Danilo Astori, vice-presidente do Uruguai e condutor da política econômica da governante Frente Ampla, que ganhou uma cadeira de senador nas eleições do dia 26 e que voltaria a ser ministro da Economia se Tabaré Vázquez vencer o segundo turno da eleição presidencial. Foto: FA
Danilo Astori, vice-presidente do Uruguai e condutor da política econômica da governante Frente Ampla, que ganhou uma cadeira de senador nas eleições do dia 26 e que voltaria a ser ministro da Economia se Tabaré Vázquez vencer o segundo turno da eleição presidencial. Foto: FA

 

Montevidéu, Uruguai, 30/10/2014 – O vice-presidente do Uruguai, Danilo Astori, um dos três principais líderes da governante Frente Ampla (FA), acredita que o próximo governo de seu país deve insistir na flexibilização do Mercosul e que a América Latina tem muito a ganhar na futura dinâmica global de grandes blocos comerciais.

Astori, ministro da Economia no governo de Tabaré Vázquez (2005-2010), voltará a ocupar esse cargo a partir de março de 2015 se o ex-presidente vencer no segundo turno da eleição presidencial, em 30 de novembro, após alcançar 47,2% dos votos no primeiro turno, no dia 26. Os dois, junto com o atual presidente, José Mujica, constituem o trio de dirigentes mais importantes que a centro-esquerdista FA teve nas duas últimas décadas.

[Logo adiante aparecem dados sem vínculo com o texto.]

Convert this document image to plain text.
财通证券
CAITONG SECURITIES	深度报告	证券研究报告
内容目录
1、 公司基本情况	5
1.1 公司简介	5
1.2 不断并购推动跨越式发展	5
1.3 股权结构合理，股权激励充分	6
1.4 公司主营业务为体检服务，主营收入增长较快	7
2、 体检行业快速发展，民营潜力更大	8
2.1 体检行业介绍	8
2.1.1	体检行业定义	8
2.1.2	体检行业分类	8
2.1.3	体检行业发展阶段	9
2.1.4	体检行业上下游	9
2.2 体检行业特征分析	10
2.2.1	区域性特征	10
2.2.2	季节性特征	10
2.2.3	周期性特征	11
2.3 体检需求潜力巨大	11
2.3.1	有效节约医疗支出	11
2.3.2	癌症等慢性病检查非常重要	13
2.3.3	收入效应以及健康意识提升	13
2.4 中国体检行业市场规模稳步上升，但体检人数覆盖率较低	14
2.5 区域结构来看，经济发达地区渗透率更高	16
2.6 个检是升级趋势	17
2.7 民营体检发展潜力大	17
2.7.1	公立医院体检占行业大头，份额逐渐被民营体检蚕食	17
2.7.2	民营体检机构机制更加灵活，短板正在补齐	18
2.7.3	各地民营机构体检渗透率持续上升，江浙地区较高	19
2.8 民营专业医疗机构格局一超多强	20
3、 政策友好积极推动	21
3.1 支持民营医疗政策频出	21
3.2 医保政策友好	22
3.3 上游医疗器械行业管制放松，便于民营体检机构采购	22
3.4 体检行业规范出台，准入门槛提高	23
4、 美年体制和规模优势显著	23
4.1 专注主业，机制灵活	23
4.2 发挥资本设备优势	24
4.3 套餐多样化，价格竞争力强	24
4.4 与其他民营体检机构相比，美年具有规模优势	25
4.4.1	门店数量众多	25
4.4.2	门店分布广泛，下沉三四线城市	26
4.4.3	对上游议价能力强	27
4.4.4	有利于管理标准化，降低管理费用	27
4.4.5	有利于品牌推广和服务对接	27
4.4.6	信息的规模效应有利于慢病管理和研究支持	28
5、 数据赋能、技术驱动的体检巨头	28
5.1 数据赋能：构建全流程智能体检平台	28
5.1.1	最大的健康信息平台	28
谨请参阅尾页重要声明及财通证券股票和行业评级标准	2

IPS: O próximo governo uruguaio terá que definir uma política a respeito do Mercosul e assumir uma posição diante de questões como o Acordo Transpacífico de Associação para a Cooperação Econômica.

DANILO ASTORI: Vamos seguir com o rumo do regionalismo aberto: primeiro a integração com os vizinhos, que não se pode abandonar, não só por aquela parte da economia que depende deles, mas porque o Uruguai não pode deixar de aproveitar essa posição geográfica estratégica que tem no coração da região. Com a convicção de que é preciso superar os problemas do Mercosul (Argentina, Brasil, Paraguai, Uruguai, Venezuela), devemos continuar lutando por uma flexibilidade que permita ao Uruguai ter em conta as necessidades dos países vizinhos quando praticam políticas protecionistas, e, em contrapartida, obter seu acordo para fazer negociações fora da região. Isso pode significar desde acordos bloco a bloco, como os que estamos negociando agora com a União Europeia (UE), até a multiplicidade de membros. Antes do Acordo Transpacífico, eu pensaria como passo intermediário na Aliança do Pacifico, integrada por quatro países (Chile, Colômbia, México e Peru) com os quais o Uruguai já tem tratados de livre comércio de forma bilateral, como com o México, ou de comércio exterior no contexto da Associação Latino-Americana de Integração (Aladi).

IPS: Isso significa pedir que se levante a cláusula 32 do Mercosul que impede os membros de negociarem unilateralmente com terceiros países ou blocos?

DA: Pelo menos reformulá-la de modo que possamos obter a flexibilidade que se necessita.

IPS: Pode-se esperar que o Brasil acompanhe uma medida como essa?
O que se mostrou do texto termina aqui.